Expect credit scoring to remain an important facet of the real estate industry for years to come. The accuracy of credit scoring has been improving with every mortgage payment. The only foreseeable roadblock to the use of credit scoring in the mortgage industry are a few court suits based upon the ground that credit scores discriminate against minorities.
Fannie Mae & Freddie Mac will continue to purchase billions of dollars in mortgages in the secondary market each year. They are two of the largest sources for mortgages in the nation. The underwriting criteria they set forth will set the guidelines for underwriting and will filter down throughout the industry. Even a major lender who retains their own servicing while selling the mortgages as mortgage backed securities are pressured to use the Fannie Mae & Freddie Mac underwriting criteria to maintain the ease of sale of the mortgage loan in the secondary markets.
Can A Borrower whose Credit Score Falls Below 620 Still Aquire a Mortgage?
A borrower whose credit score falls below 620 may still acquire a mortgage. There are very few lenders in this channel after the economic collapse. Many traditional banks and mortgage companies will not lend money to borrowers who have credit scores that are below the 620 level. These borrowers might be better served by seeking mortgage lenders who portfolio their mortgage loans or mortgage bankers who have alternative wholesale lenders that are more receptive to borrowers with credit scores under 620.
Quite often the cause of a low credit score is the result of either excessive debt limits or outstanding judgment’s. If you have credit card debt that exceeds 50% of you credit line, your credit scores will fall.
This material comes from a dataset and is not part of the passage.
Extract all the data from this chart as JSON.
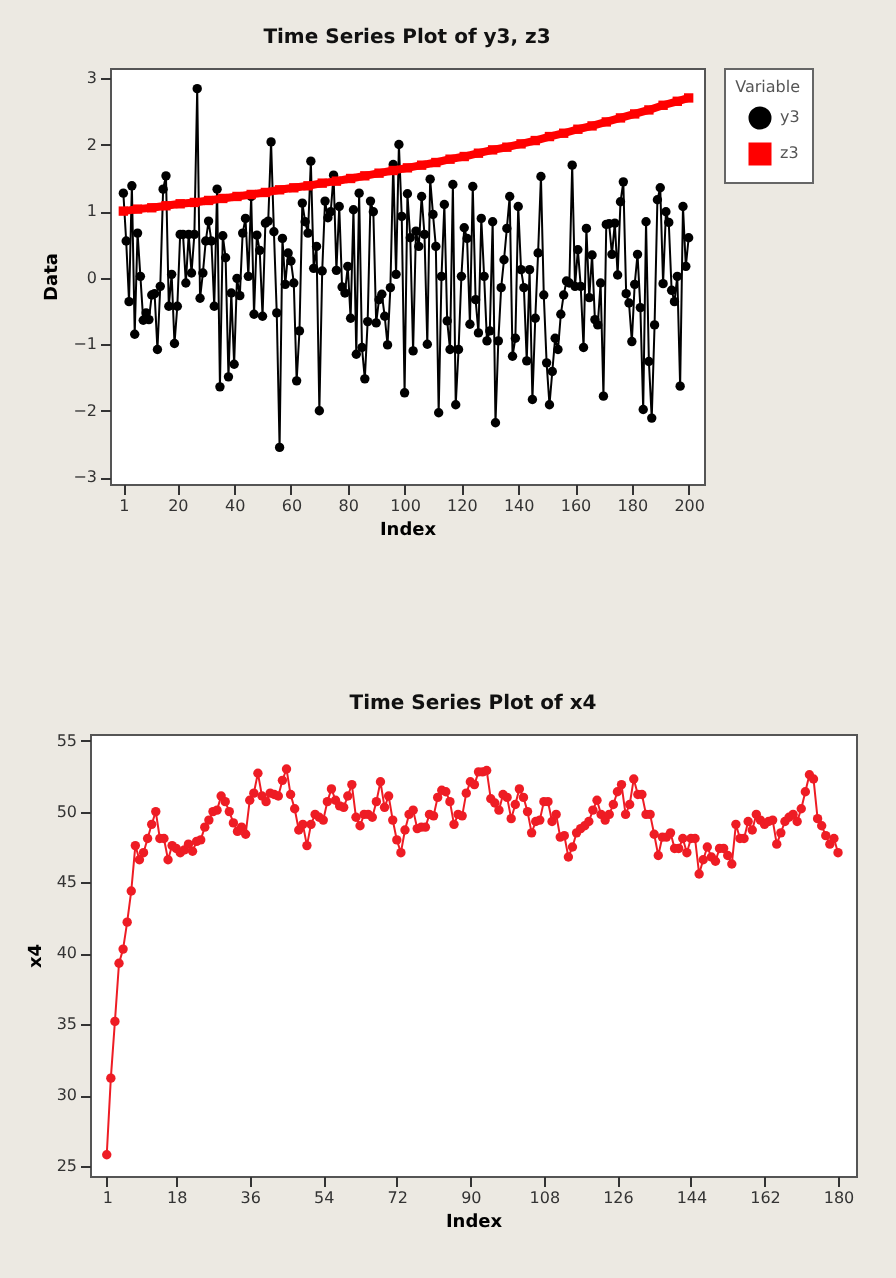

Paying off an outstanding judgment / charge-off / or lien usually will not have an immediate effect on a credit score.
Only time, low debt percentages and clean payment history can help raise your credit score. The time frame will vary from borrower to borrower. For a fee some Credit Companies can re-score a report in a few days. Some mortgage companies have credit programs that will inform you of how to raise your credit scores by paying off certain debts and how many point you could see in the short term.
Some lenders will allow a judgment to be paid prior to closing, while other lenders might want a 6-12 month grace period after a judgment is paid in full.
NOTE: In most situations borrowers cannot close on a mortgage with outstanding
judgments or tax liens. If a judgment is in a monthly repayment program, it must be paid in full.